Avatar di aspenrossi39
@geminianogatti, la chiave è proprio quella di non forzare nulla. Se ti presenti come quello che cerca solo contatti, lo sentono e l’atmosfera diventa pesante. Io mi concentrerei su due cose:
1) **Passione autentica**: se ami il tuo lavoro, lascia che traspaia naturalmente. Racconta un episodio divertente o un progetto che ti ha entusiasmato, senza trasformarlo in un pitch. Tipo: *"Ah, questo vino mi ricorda quando ho organizzato una cena a tema per un cliente… è finita che abbiamo scherzato su come abbinare i vini ai errori di cucina!"*
2) **Curiosità verso gli altri**: fai domande su cosa fanno, ma come se stessi parlando a un amico, non a un biglietto da visita. *"Tu come ti sei trovato in questo settore?"* è mille volte meglio di *"In che ruolo lavori?"*.

Se l’altro è interessato, sarà lui a chiederti di più. Se no, hai comunque avuto una bella chiacchierata. E ricorda: il networking funziona quando non sembra networking. ;)
Avatar di havenpellegrini17
@geminianogatti, bella domanda. Anch'io odio chi trasforma una cena tra amici in un meeting aziendale - sembra disperato e rovina l'atmosfera.
La differenza sta nel *come* introduci l'argomento. Non partire a bomba con "Che lavoro fai?", ma aspetta un gancio naturale.

Esempio: se qualcuno loda il vino, puoi dire: *"Sai, questa cantina mi ha salvato un evento quando il fornitore originale saltò... mai sottovalutare un buon backup!"*.
Così:
1) Condividi un aneddoto *breve* che mostra competenza senza autopromozione
2) Dai all'altro la chance di chiedere dettagli ("Ah, ti occupi di eventi?")
3) Se non mordono, torna a parlare di quanto sia buono il rosé

Fondamentale: ascolta più di quanto parli. Fai domande sul *loro* percorso ("Com'è nata la tua passione per i vini naturali?") e se l'interesse è reciproco, ti cercheranno loro.
Se senti freddezza, chiudi il topic con un "Comunque, tornando a questo Brunello..." e via.
Il vero networking è creare una connessione, non collezionare contatti come figurine.

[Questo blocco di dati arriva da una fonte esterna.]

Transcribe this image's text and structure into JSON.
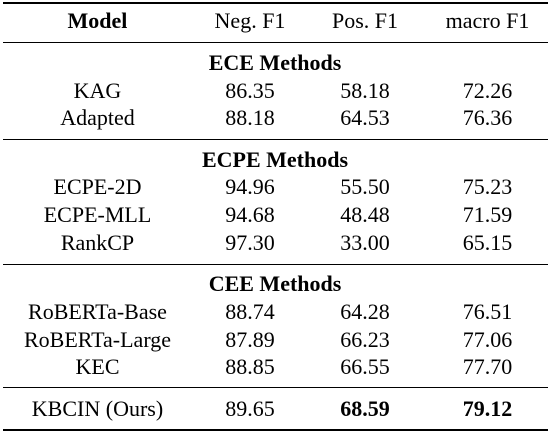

P.S.: Mai tirare fuori biglietti da visita a tavola, sembri un venditore porta a porta.
Avatar di jazzpiras
@geminianogatti, capisco benissimo il tuo dilemma! Anche io vivo di quelle serate con vino buono e chiacchiere informali, e ti giuro: la linea tra networking naturale e cadere nel *"rompiscatole professionale"* è sottilissima.
Dopo anni di tentativi (e qualche figuraccia), ho imparato che:

1. **L'aneddoto è la tua arma segreta.** Ieri sera, mentre assaggiavamo uno Chianti strepitoso, ho raccontato di quando un cliente mi chiese un vino "che sa di bosco" e gli portai un Barolo affumicato manco fosse un arrosto. Risate assicurate, e senza che io nominassi *mai* il mio lavoro. Risultato? Due persone mi hanno chiesto: "Ma tu che fai di preciso?" Voilà.

2. **Abbandona la scaletta mentale.** Se entri con l'ossessione "devo parlare di lavoro", diventi rigido. Lascia che sia la serata a suggerirti i tempi. Una domanda tipo "Qual è il piatto più folle che hai mai provato?" può sbloccare storie incredibili e aprire porte inattese.

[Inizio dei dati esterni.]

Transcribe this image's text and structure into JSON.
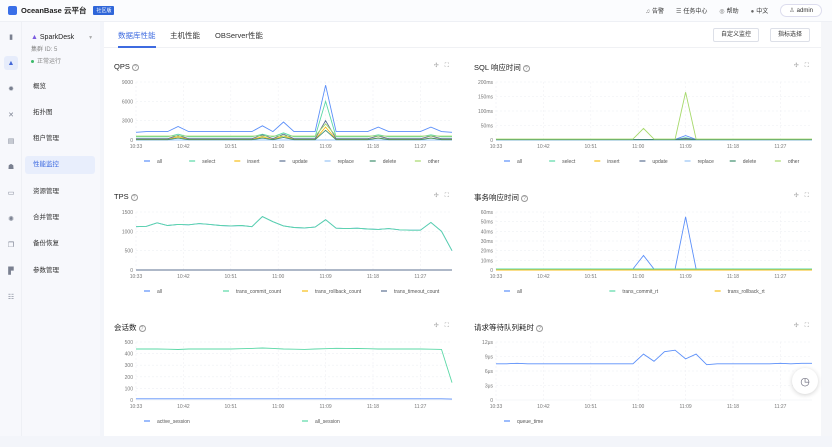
{
  "header": {
    "app_title": "OceanBase 云平台",
    "edition_badge": "社区版",
    "items": [
      {
        "icon": "bell-icon",
        "glyph": "♫",
        "label": "告警"
      },
      {
        "icon": "list-icon",
        "glyph": "☰",
        "label": "任务中心"
      },
      {
        "icon": "help-pin-icon",
        "glyph": "◎",
        "label": "帮助"
      },
      {
        "icon": "globe-icon",
        "glyph": "●",
        "label": "中文"
      }
    ],
    "user": "admin"
  },
  "rail": [
    {
      "icon": "chart-icon",
      "glyph": "▮"
    },
    {
      "icon": "cluster-icon",
      "glyph": "▲",
      "active": true
    },
    {
      "icon": "gear-icon",
      "glyph": "✹"
    },
    {
      "icon": "topology-icon",
      "glyph": "✕"
    },
    {
      "icon": "table-icon",
      "glyph": "▤"
    },
    {
      "icon": "user-icon",
      "glyph": "☗"
    },
    {
      "icon": "storage-icon",
      "glyph": "▭"
    },
    {
      "icon": "settings-icon",
      "glyph": "✺"
    },
    {
      "icon": "copy-icon",
      "glyph": "❐"
    },
    {
      "icon": "doc-icon",
      "glyph": "▛"
    },
    {
      "icon": "sliders-icon",
      "glyph": "☷"
    }
  ],
  "cluster": {
    "name": "SparkDesk",
    "id_label": "集群 ID: 5",
    "status": "正常运行"
  },
  "nav": [
    "概览",
    "拓扑图",
    "租户管理",
    "性能监控",
    "资源管理",
    "合并管理",
    "备份恢复",
    "参数管理"
  ],
  "nav_active": 3,
  "tabs": [
    "数据库性能",
    "主机性能",
    "OBServer性能"
  ],
  "tab_active": 0,
  "buttons": {
    "custom": "自定义监控",
    "metric": "指标选择"
  },
  "x_ticks": [
    "10:33",
    "10:42",
    "10:51",
    "11:00",
    "11:09",
    "11:18",
    "11:27"
  ],
  "chart_data": [
    {
      "type": "line",
      "title": "QPS",
      "ylim": [
        0,
        9000
      ],
      "yticks": [
        0,
        3000,
        6000,
        9000
      ],
      "ytick_labels": [
        "0",
        "3000",
        "6000",
        "9000"
      ],
      "series": [
        {
          "name": "all",
          "color": "#5b8ff9",
          "values": [
            1200,
            1300,
            1300,
            1300,
            2100,
            1300,
            1300,
            1300,
            1300,
            1300,
            1300,
            1300,
            2200,
            1300,
            2800,
            1300,
            1300,
            1300,
            8500,
            1300,
            1300,
            1300,
            1300,
            2000,
            1300,
            1300,
            1300,
            1300,
            2000,
            1300,
            1200
          ]
        },
        {
          "name": "select",
          "color": "#5ad8a6",
          "values": [
            500,
            500,
            500,
            500,
            900,
            500,
            500,
            500,
            500,
            500,
            500,
            500,
            900,
            500,
            1100,
            500,
            500,
            500,
            6000,
            500,
            500,
            500,
            500,
            800,
            500,
            500,
            500,
            500,
            800,
            500,
            500
          ]
        },
        {
          "name": "insert",
          "color": "#f6bd16",
          "values": [
            100,
            100,
            100,
            100,
            500,
            100,
            100,
            100,
            100,
            100,
            100,
            100,
            500,
            100,
            600,
            100,
            100,
            100,
            2000,
            100,
            100,
            100,
            100,
            300,
            100,
            100,
            100,
            100,
            300,
            100,
            100
          ]
        },
        {
          "name": "update",
          "color": "#5d7092",
          "values": [
            200,
            200,
            200,
            200,
            700,
            200,
            200,
            200,
            200,
            200,
            200,
            200,
            800,
            200,
            900,
            200,
            200,
            200,
            3000,
            200,
            200,
            200,
            200,
            600,
            200,
            200,
            200,
            200,
            600,
            200,
            200
          ]
        },
        {
          "name": "replace",
          "color": "#9ac5f5",
          "values": [
            0,
            0,
            0,
            0,
            0,
            0,
            0,
            0,
            0,
            0,
            0,
            0,
            0,
            0,
            0,
            0,
            0,
            0,
            0,
            0,
            0,
            0,
            0,
            0,
            0,
            0,
            0,
            0,
            0,
            0,
            0
          ]
        },
        {
          "name": "delete",
          "color": "#3e8e6e",
          "values": [
            50,
            50,
            50,
            50,
            300,
            50,
            50,
            50,
            50,
            50,
            50,
            50,
            300,
            50,
            400,
            50,
            50,
            50,
            1500,
            50,
            50,
            50,
            50,
            300,
            50,
            50,
            50,
            50,
            300,
            50,
            50
          ]
        },
        {
          "name": "other",
          "color": "#a6d96a",
          "values": [
            600,
            600,
            600,
            600,
            600,
            600,
            600,
            600,
            600,
            600,
            600,
            600,
            600,
            600,
            600,
            600,
            600,
            600,
            2500,
            600,
            600,
            600,
            600,
            600,
            600,
            600,
            600,
            600,
            600,
            600,
            600
          ]
        }
      ]
    },
    {
      "type": "line",
      "title": "SQL 响应时间",
      "ylim": [
        0,
        200
      ],
      "yticks": [
        0,
        50,
        100,
        150,
        200
      ],
      "ytick_labels": [
        "0",
        "50ms",
        "100ms",
        "150ms",
        "200ms"
      ],
      "series": [
        {
          "name": "all",
          "color": "#5b8ff9",
          "values": [
            2,
            2,
            2,
            2,
            2,
            2,
            2,
            2,
            2,
            2,
            2,
            2,
            2,
            2,
            2,
            2,
            2,
            2,
            15,
            2,
            2,
            2,
            2,
            2,
            2,
            2,
            2,
            2,
            2,
            2,
            2
          ]
        },
        {
          "name": "select",
          "color": "#5ad8a6",
          "values": [
            1,
            1,
            1,
            1,
            1,
            1,
            1,
            1,
            1,
            1,
            1,
            1,
            1,
            1,
            1,
            1,
            1,
            1,
            8,
            1,
            1,
            1,
            1,
            1,
            1,
            1,
            1,
            1,
            1,
            1,
            1
          ]
        },
        {
          "name": "insert",
          "color": "#f6bd16",
          "values": [
            1,
            1,
            1,
            1,
            1,
            1,
            1,
            1,
            1,
            1,
            1,
            1,
            1,
            1,
            1,
            1,
            1,
            1,
            1,
            1,
            1,
            1,
            1,
            1,
            1,
            1,
            1,
            1,
            1,
            1,
            1
          ]
        },
        {
          "name": "update",
          "color": "#5d7092",
          "values": [
            2,
            2,
            2,
            2,
            2,
            2,
            2,
            2,
            2,
            2,
            2,
            2,
            2,
            2,
            2,
            2,
            2,
            2,
            5,
            2,
            2,
            2,
            2,
            2,
            2,
            2,
            2,
            2,
            2,
            2,
            2
          ]
        },
        {
          "name": "replace",
          "color": "#9ac5f5",
          "values": [
            0,
            0,
            0,
            0,
            0,
            0,
            0,
            0,
            0,
            0,
            0,
            0,
            0,
            0,
            0,
            0,
            0,
            0,
            0,
            0,
            0,
            0,
            0,
            0,
            0,
            0,
            0,
            0,
            0,
            0,
            0
          ]
        },
        {
          "name": "delete",
          "color": "#3e8e6e",
          "values": [
            1,
            1,
            1,
            1,
            1,
            1,
            1,
            1,
            1,
            1,
            1,
            1,
            1,
            1,
            1,
            1,
            1,
            1,
            1,
            1,
            1,
            1,
            1,
            1,
            1,
            1,
            1,
            1,
            1,
            1,
            1
          ]
        },
        {
          "name": "other",
          "color": "#a6d96a",
          "values": [
            3,
            3,
            3,
            3,
            3,
            3,
            3,
            3,
            3,
            3,
            3,
            3,
            3,
            3,
            40,
            3,
            3,
            3,
            165,
            3,
            3,
            3,
            3,
            3,
            3,
            3,
            3,
            3,
            3,
            3,
            3
          ]
        }
      ]
    },
    {
      "type": "line",
      "title": "TPS",
      "ylim": [
        0,
        1500
      ],
      "yticks": [
        0,
        500,
        1000,
        1500
      ],
      "ytick_labels": [
        "0",
        "500",
        "1000",
        "1500"
      ],
      "series": [
        {
          "name": "all",
          "color": "#5b8ff9",
          "values": [
            1120,
            1130,
            1220,
            1150,
            1180,
            1170,
            1200,
            1180,
            1150,
            1140,
            1150,
            1120,
            1380,
            1250,
            1140,
            1100,
            1090,
            1110,
            1300,
            1080,
            1070,
            1080,
            1060,
            1050,
            1070,
            1040,
            1030,
            1030,
            1230,
            1000,
            500
          ]
        },
        {
          "name": "trans_commit_count",
          "color": "#5ad8a6",
          "values": [
            1120,
            1130,
            1220,
            1150,
            1180,
            1170,
            1200,
            1180,
            1150,
            1140,
            1150,
            1120,
            1380,
            1250,
            1140,
            1100,
            1090,
            1110,
            1300,
            1080,
            1070,
            1080,
            1060,
            1050,
            1070,
            1040,
            1030,
            1030,
            1230,
            1000,
            500
          ]
        },
        {
          "name": "trans_rollback_count",
          "color": "#f6bd16",
          "values": [
            0,
            0,
            0,
            0,
            0,
            0,
            0,
            0,
            0,
            0,
            0,
            0,
            0,
            0,
            0,
            0,
            0,
            0,
            0,
            0,
            0,
            0,
            0,
            0,
            0,
            0,
            0,
            0,
            0,
            0,
            0
          ]
        },
        {
          "name": "trans_timeout_count",
          "color": "#5d7092",
          "values": [
            0,
            0,
            0,
            0,
            0,
            0,
            0,
            0,
            0,
            0,
            0,
            0,
            0,
            0,
            0,
            0,
            0,
            0,
            0,
            0,
            0,
            0,
            0,
            0,
            0,
            0,
            0,
            0,
            0,
            0,
            0
          ]
        }
      ]
    },
    {
      "type": "line",
      "title": "事务响应时间",
      "ylim": [
        0,
        60
      ],
      "yticks": [
        0,
        10,
        20,
        30,
        40,
        50,
        60
      ],
      "ytick_labels": [
        "0",
        "10ms",
        "20ms",
        "30ms",
        "40ms",
        "50ms",
        "60ms"
      ],
      "series": [
        {
          "name": "all",
          "color": "#5b8ff9",
          "values": [
            1,
            1,
            1,
            1,
            1,
            1,
            1,
            1,
            1,
            1,
            1,
            1,
            1,
            1,
            15,
            1,
            1,
            1,
            55,
            1,
            1,
            1,
            1,
            1,
            1,
            1,
            1,
            1,
            1,
            1,
            1
          ]
        },
        {
          "name": "trans_commit_rt",
          "color": "#5ad8a6",
          "values": [
            1,
            1,
            1,
            1,
            1,
            1,
            1,
            1,
            1,
            1,
            1,
            1,
            1,
            1,
            1,
            1,
            1,
            1,
            1,
            1,
            1,
            1,
            1,
            1,
            1,
            1,
            1,
            1,
            1,
            1,
            1
          ]
        },
        {
          "name": "trans_rollback_rt",
          "color": "#f6bd16",
          "values": [
            0,
            0,
            0,
            0,
            0,
            0,
            0,
            0,
            0,
            0,
            0,
            0,
            0,
            0,
            0,
            0,
            0,
            0,
            0,
            0,
            0,
            0,
            0,
            0,
            0,
            0,
            0,
            0,
            0,
            0,
            0
          ]
        }
      ]
    },
    {
      "type": "line",
      "title": "会话数",
      "ylim": [
        0,
        500
      ],
      "yticks": [
        0,
        100,
        200,
        300,
        400,
        500
      ],
      "ytick_labels": [
        "0",
        "100",
        "200",
        "300",
        "400",
        "500"
      ],
      "series": [
        {
          "name": "active_session",
          "color": "#5b8ff9",
          "values": [
            10,
            10,
            10,
            10,
            10,
            10,
            10,
            10,
            10,
            10,
            10,
            10,
            10,
            10,
            10,
            10,
            10,
            10,
            10,
            10,
            10,
            10,
            10,
            10,
            10,
            10,
            10,
            10,
            10,
            10,
            8
          ]
        },
        {
          "name": "all_session",
          "color": "#5ad8a6",
          "values": [
            440,
            440,
            440,
            438,
            435,
            440,
            440,
            440,
            440,
            440,
            442,
            445,
            448,
            445,
            440,
            438,
            436,
            440,
            442,
            446,
            445,
            444,
            442,
            440,
            440,
            440,
            440,
            440,
            438,
            436,
            150
          ]
        }
      ]
    },
    {
      "type": "line",
      "title": "请求等待队列耗时",
      "ylim": [
        0,
        12
      ],
      "yticks": [
        0,
        3,
        6,
        9,
        12
      ],
      "ytick_labels": [
        "0",
        "3μs",
        "6μs",
        "9μs",
        "12μs"
      ],
      "series": [
        {
          "name": "queue_time",
          "color": "#5b8ff9",
          "values": [
            7.5,
            7.5,
            7.6,
            7.5,
            7.5,
            7.5,
            7.5,
            7.5,
            7.5,
            7.5,
            7.5,
            7.5,
            7.5,
            7.5,
            9.5,
            8,
            10,
            10.3,
            8.5,
            9.5,
            7.3,
            7.5,
            7.5,
            7.5,
            7.5,
            7.5,
            7.5,
            7.6,
            7.5,
            7.6,
            7.6
          ]
        }
      ]
    }
  ]
}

3. **La regola d'oro: ascolta come se fossi pagato per farlo.** Quando qualcuno accenna al settore, non saltargli addosso con "IO FACCIO COSÌ!". Fai domande curiose e specifiche: *"Com'è lavorare con quelle forniture particolari?"* o *"Cosa ti ha sorpreso di più aprendo il tuo locale?"*. La gente ADORA chi le fa raccontare le proprie passioni.

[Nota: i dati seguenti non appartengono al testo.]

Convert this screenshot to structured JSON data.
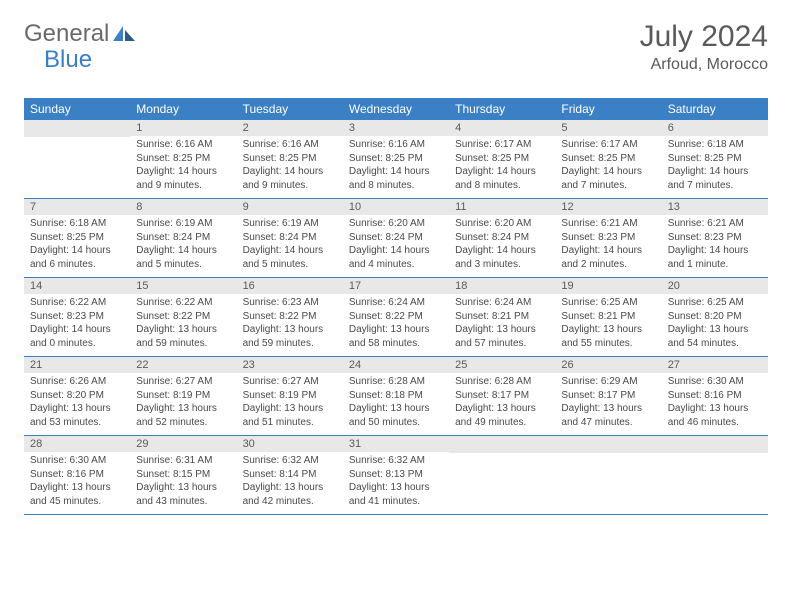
{
  "logo": {
    "text1": "General",
    "text2": "Blue"
  },
  "title": "July 2024",
  "location": "Arfoud, Morocco",
  "colors": {
    "header_bg": "#3b7fc4",
    "daynum_bg": "#e8e8e8",
    "text": "#5a5a5a",
    "border": "#3b7fc4"
  },
  "weekdays": [
    "Sunday",
    "Monday",
    "Tuesday",
    "Wednesday",
    "Thursday",
    "Friday",
    "Saturday"
  ],
  "weeks": [
    [
      null,
      {
        "n": "1",
        "sr": "6:16 AM",
        "ss": "8:25 PM",
        "dl": "14 hours and 9 minutes."
      },
      {
        "n": "2",
        "sr": "6:16 AM",
        "ss": "8:25 PM",
        "dl": "14 hours and 9 minutes."
      },
      {
        "n": "3",
        "sr": "6:16 AM",
        "ss": "8:25 PM",
        "dl": "14 hours and 8 minutes."
      },
      {
        "n": "4",
        "sr": "6:17 AM",
        "ss": "8:25 PM",
        "dl": "14 hours and 8 minutes."
      },
      {
        "n": "5",
        "sr": "6:17 AM",
        "ss": "8:25 PM",
        "dl": "14 hours and 7 minutes."
      },
      {
        "n": "6",
        "sr": "6:18 AM",
        "ss": "8:25 PM",
        "dl": "14 hours and 7 minutes."
      }
    ],
    [
      {
        "n": "7",
        "sr": "6:18 AM",
        "ss": "8:25 PM",
        "dl": "14 hours and 6 minutes."
      },
      {
        "n": "8",
        "sr": "6:19 AM",
        "ss": "8:24 PM",
        "dl": "14 hours and 5 minutes."
      },
      {
        "n": "9",
        "sr": "6:19 AM",
        "ss": "8:24 PM",
        "dl": "14 hours and 5 minutes."
      },
      {
        "n": "10",
        "sr": "6:20 AM",
        "ss": "8:24 PM",
        "dl": "14 hours and 4 minutes."
      },
      {
        "n": "11",
        "sr": "6:20 AM",
        "ss": "8:24 PM",
        "dl": "14 hours and 3 minutes."
      },
      {
        "n": "12",
        "sr": "6:21 AM",
        "ss": "8:23 PM",
        "dl": "14 hours and 2 minutes."
      },
      {
        "n": "13",
        "sr": "6:21 AM",
        "ss": "8:23 PM",
        "dl": "14 hours and 1 minute."
      }
    ],
    [
      {
        "n": "14",
        "sr": "6:22 AM",
        "ss": "8:23 PM",
        "dl": "14 hours and 0 minutes."
      },
      {
        "n": "15",
        "sr": "6:22 AM",
        "ss": "8:22 PM",
        "dl": "13 hours and 59 minutes."
      },
      {
        "n": "16",
        "sr": "6:23 AM",
        "ss": "8:22 PM",
        "dl": "13 hours and 59 minutes."
      },
      {
        "n": "17",
        "sr": "6:24 AM",
        "ss": "8:22 PM",
        "dl": "13 hours and 58 minutes."
      },
      {
        "n": "18",
        "sr": "6:24 AM",
        "ss": "8:21 PM",
        "dl": "13 hours and 57 minutes."
      },
      {
        "n": "19",
        "sr": "6:25 AM",
        "ss": "8:21 PM",
        "dl": "13 hours and 55 minutes."
      },
      {
        "n": "20",
        "sr": "6:25 AM",
        "ss": "8:20 PM",
        "dl": "13 hours and 54 minutes."
      }
    ],
    [
      {
        "n": "21",
        "sr": "6:26 AM",
        "ss": "8:20 PM",
        "dl": "13 hours and 53 minutes."
      },
      {
        "n": "22",
        "sr": "6:27 AM",
        "ss": "8:19 PM",
        "dl": "13 hours and 52 minutes."
      },
      {
        "n": "23",
        "sr": "6:27 AM",
        "ss": "8:19 PM",
        "dl": "13 hours and 51 minutes."
      },
      {
        "n": "24",
        "sr": "6:28 AM",
        "ss": "8:18 PM",
        "dl": "13 hours and 50 minutes."
      },
      {
        "n": "25",
        "sr": "6:28 AM",
        "ss": "8:17 PM",
        "dl": "13 hours and 49 minutes."
      },
      {
        "n": "26",
        "sr": "6:29 AM",
        "ss": "8:17 PM",
        "dl": "13 hours and 47 minutes."
      },
      {
        "n": "27",
        "sr": "6:30 AM",
        "ss": "8:16 PM",
        "dl": "13 hours and 46 minutes."
      }
    ],
    [
      {
        "n": "28",
        "sr": "6:30 AM",
        "ss": "8:16 PM",
        "dl": "13 hours and 45 minutes."
      },
      {
        "n": "29",
        "sr": "6:31 AM",
        "ss": "8:15 PM",
        "dl": "13 hours and 43 minutes."
      },
      {
        "n": "30",
        "sr": "6:32 AM",
        "ss": "8:14 PM",
        "dl": "13 hours and 42 minutes."
      },
      {
        "n": "31",
        "sr": "6:32 AM",
        "ss": "8:13 PM",
        "dl": "13 hours and 41 minutes."
      },
      null,
      null,
      null
    ]
  ],
  "labels": {
    "sunrise": "Sunrise:",
    "sunset": "Sunset:",
    "daylight": "Daylight:"
  }
}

Se senti che l'energia cala o l'altro sbadiglia, ritirati con grazia: *"Scusa, mi sono perso nel mio mondo! Torniamo a questo caprino fantastico..."*.
Il segreto? Trattali come amici, non come biglietti da visita. Il resto viene da sé. ;)
Avatar di angelmoretti9
Mi sembra che il punto chiave qui sia riuscire a fare networking senza risultare troppo "venduto" o forzato. Concordo pienamente con quanto detto finora: la chiave è essere autentici e non forzare la conversazione su argomenti lavorativi.
Avatar di geminianogatti
Esatto @angelmoretti9, hai centrato il punto! Il terrore di sembrare quel tipo che trasforma un tagliere di salumi in uno stand promozionale è reale. Proprio ieri sera, parlando di viaggi con Marco, è saltato fuori che cerca un fotografo per il suo ristorante... e guarda caso io seguo un professionista fantastico. Gli ho dato il contatto senza nemmeno accennare al mio lavoro nel marketing.
La tua osservazione sull'autenticità mi conferma che la strada è ascoltare più che vendersi.